Paco saw him approaching and shouted, ‘We’ve done well. There must be ten thousand pesos in there, more than we were expecting.’
‘And jewels.’ Pedro scooped out a handful of necklaces and a great ruby set in a silver brooch. ‘Someone couldn’t pay and the bastards took his wife’s jewellery.’
There was a pause while the gauchos considered the enormity of such an unchivalrous act. A moment later, though, they were scooping their plunder into saddlebags.
‘Why not leave it on the mules?’
‘If the Spanish trouble themselves to follow the Collector’s route, they will find that the attack took place here. The mules are heavy and leave clear tracks. I don’t want those pointing toward my estancia.’
As he spoke, Pedro was scooping earth into the empty packs on the mules, while the others were unwrapping the bolas from the horses they had brought down. As each horse was freed, it was driven off and, frightened after their experience, they galloped away, l
eaving their tracks through the pampas grass – tracks that did not lead to Paco’s home.
‘If the Spaniards had proper trackers with them, this wouldn’t fool anyone. But, if they send anyone, they will send regular troops. They will find a mass of different tracks in different directions and they will give up.’

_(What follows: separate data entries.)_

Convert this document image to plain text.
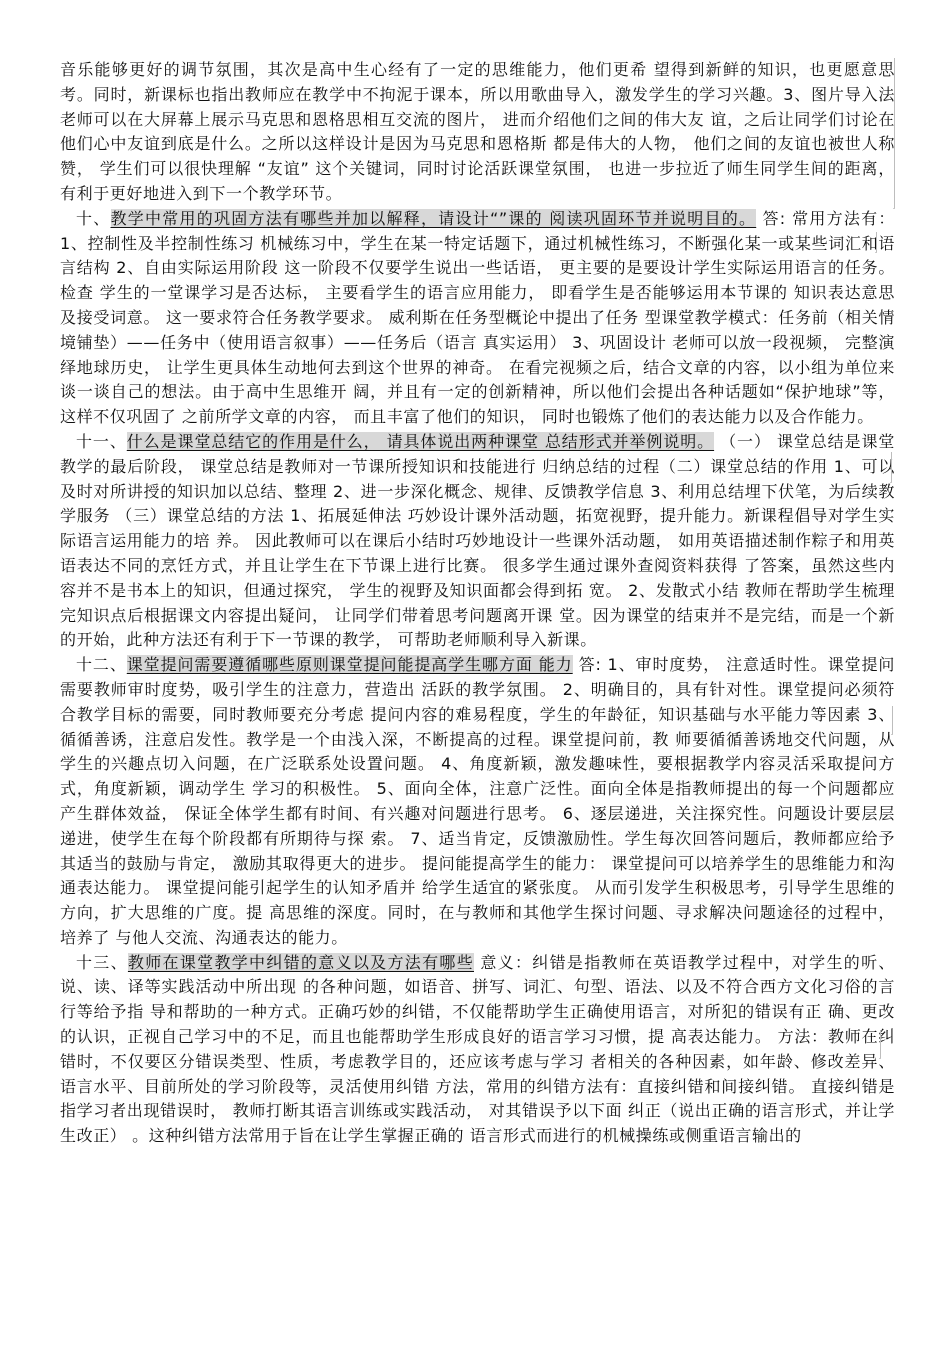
音乐能够更好的调节氛围，其次是高中生心经有了一定的思维能力，他们更希 望得到新鲜的知识，也更愿意思考。同时，新课标也指出教师应在教学中不拘泥于课本，所以用歌曲导入，激发学生的学习兴趣。3、图片导入法 老师可以在大屏幕上展示马克思和恩格思相互交流的图片， 进而介绍他们之间的伟大友 谊，之后让同学们讨论在他们心中友谊到底是什么。之所以这样设计是因为马克思和恩格斯 都是伟大的人物， 他们之间的友谊也被世人称赞， 学生们可以很快理解 “友谊” 这个关键词，同时讨论活跃课堂氛围， 也进一步拉近了师生同学生间的距离， 有利于更好地进入到下一个教学环节。

十、教学中常用的巩固方法有哪些并加以解释，请设计“”课的 阅读巩固环节并说明目的。 答: 常用方法有： 1、控制性及半控制性练习 机械练习中，学生在某一特定话题下，通过机械性练习，不断强化某一或某些词汇和语 言结构 2、自由实际运用阶段 这一阶段不仅要学生说出一些话语， 更主要的是要设计学生实际运用语言的任务。 检查 学生的一堂课学习是否达标， 主要看学生的语言应用能力， 即看学生是否能够运用本节课的 知识表达意思及接受词意。 这一要求符合任务教学要求。 威利斯在任务型概论中提出了任务 型课堂教学模式：任务前（相关情境铺垫）——任务中（使用语言叙事）——任务后（语言 真实运用） 3、巩固设计 老师可以放一段视频， 完整演绎地球历史， 让学生更具体生动地何去到这个世界的神奇。 在看完视频之后，结合文章的内容，以小组为单位来谈一谈自己的想法。由于高中生思维开 阔，并且有一定的创新精神，所以他们会提出各种话题如“保护地球”等，这样不仅巩固了 之前所学文章的内容， 而且丰富了他们的知识， 同时也锻炼了他们的表达能力以及合作能力。

十一、什么是课堂总结它的作用是什么， 请具体说出两种课堂 总结形式并举例说明。 （一） 课堂总结是课堂教学的最后阶段， 课堂总结是教师对一节课所授知识和技能进行 归纳总结的过程（二）课堂总结的作用 1、可以及时对所讲授的知识加以总结、整理 2、进一步深化概念、规律、反馈教学信息 3、利用总结埋下伏笔，为后续教学服务 （三）课堂总结的方法 1、拓展延伸法 巧妙设计课外活动题，拓宽视野，提升能力。新课程倡导对学生实际语言运用能力的培 养。 因此教师可以在课后小结时巧妙地设计一些课外活动题， 如用英语描述制作粽子和用英 语表达不同的烹饪方式，并且让学生在下节课上进行比赛。 很多学生通过课外查阅资料获得 了答案，虽然这些内容并不是书本上的知识，但通过探究， 学生的视野及知识面都会得到拓 宽。 2、发散式小结 教师在帮助学生梳理完知识点后根据课文内容提出疑问， 让同学们带着思考问题离开课 堂。因为课堂的结束并不是完结，而是一个新的开始，此种方法还有利于下一节课的教学， 可帮助老师顺利导入新课。

十二、课堂提问需要遵循哪些原则课堂提问能提高学生哪方面 能力 答: 1、审时度势， 注意适时性。课堂提问需要教师审时度势，吸引学生的注意力，营造出 活跃的教学氛围。 2、明确目的，具有针对性。课堂提问必须符合教学目标的需要，同时教师要充分考虑 提问内容的难易程度，学生的年龄征，知识基础与水平能力等因素 3、循循善诱，注意启发性。教学是一个由浅入深，不断提高的过程。课堂提问前，教 师要循循善诱地交代问题，从学生的兴趣点切入问题，在广泛联系处设置问题。 4、角度新颖，激发趣味性，要根据教学内容灵活采取提问方式，角度新颖，调动学生 学习的积极性。 5、面向全体，注意广泛性。面向全体是指教师提出的每一个问题都应产生群体效益， 保证全体学生都有时间、有兴趣对问题进行思考。 6、逐层递进，关注探究性。问题设计要层层递进，使学生在每个阶段都有所期待与探 索。 7、适当肯定，反馈激励性。学生每次回答问题后，教师都应给予其适当的鼓励与肯定， 激励其取得更大的进步。 提问能提高学生的能力： 课堂提问可以培养学生的思维能力和沟通表达能力。 课堂提问能引起学生的认知矛盾并 给学生适宜的紧张度。 从而引发学生积极思考，引导学生思维的方向，扩大思维的广度。提 高思维的深度。同时，在与教师和其他学生探讨问题、寻求解决问题途径的过程中，培养了 与他人交流、沟通表达的能力。

十三、教师在课堂教学中纠错的意义以及方法有哪些 意义：纠错是指教师在英语教学过程中，对学生的听、说、读、译等实践活动中所出现 的各种问题，如语音、拼写、词汇、句型、语法、以及不符合西方文化习俗的言行等给予指 导和帮助的一种方式。正确巧妙的纠错，不仅能帮助学生正确使用语言，对所犯的错误有正 确、更改的认识，正视自己学习中的不足，而且也能帮助学生形成良好的语言学习习惯，提 高表达能力。 方法：教师在纠错时，不仅要区分错误类型、性质，考虑教学目的，还应该考虑与学习 者相关的各种因素，如年龄、修改差异、语言水平、目前所处的学习阶段等，灵活使用纠错 方法，常用的纠错方法有：直接纠错和间接纠错。 直接纠错是指学习者出现错误时， 教师打断其语言训练或实践活动， 对其错误予以下面 纠正（说出正确的语言形式，并让学生改正） 。这种纠错方法常用于旨在让学生掌握正确的 语言形式而进行的机械操练或侧重语言输出的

To be on the safe side, Paco’s men started away from home, driving the mules (now weighed down with earth) before them. They carried on, leaving a clear path for an hour, before peeling away one by one, leaving the mules to fend for themselves.
They rode in a great arc, heading toward home only as the sun marked the middle of the afternoon. It wasn’t until after nightfall that they met up, arriving back at the estancia by moonlight.
Sra Iglesias was waiting for them. That night, none of the group ate in the canteen. They feasted together in the main house, their plunder piled carelessly in a corner of the dining room.
‘What will you do with the money?’
Paco Iglesias looked sharply at James.
‘Do you want some of it?’
‘Lord, no! It just seemed a lot. What will you spend it on out here?’
Paco laughed.
‘You’re right, Yankee! What could I spend it on out here? No, this money will make its way to Buenos Aires, where it will be put to good use.’
The intelligence that had guided their attack suggested that Iglesias was himself getting instructions from elsewhere. Now it looked as if the next layer of this secretive organisation might well be concealed, not in the pampas, but back in Buenos Aires. James would have given much to know where exactly in Buenos Aires the plunder was headed. It was clear from Paco’s manner, though, that any more questions would be unanswered and might lead to suspicion as to what the counterfeit cattleman was really after.
The next morning, the money was nowhere in sight. Nothing was said about the robbery and life on the estancia resumed its normal rhythm. Paco suggested that James stay on for a week or two: ‘There might be something happening that will interest you,’ was all he would say. James passed the time helping Pedro with his regular tasks and trying to improve his own skills as a cowman, often to the amusement of the gauchos. His efforts at throwing the bolas caused especial hilarity. As he whirled the balls around his head, one struck a bush and fell to the ground, catching the hind leg of his horse. The sudden tug pulled the whole thing out of his hand and it promptly wrapped itself around his horse’s legs, bringing it to a dramatic stop. Luckily, the horse was an old, practised animal and simply stood without kicking, allowing James to retain some dignity as he dismounted and untangled the cords while the gauchos roared with laughter. Later, Pedro said that he had seen every sort of animal caught, but had never before seen a man caught by himself.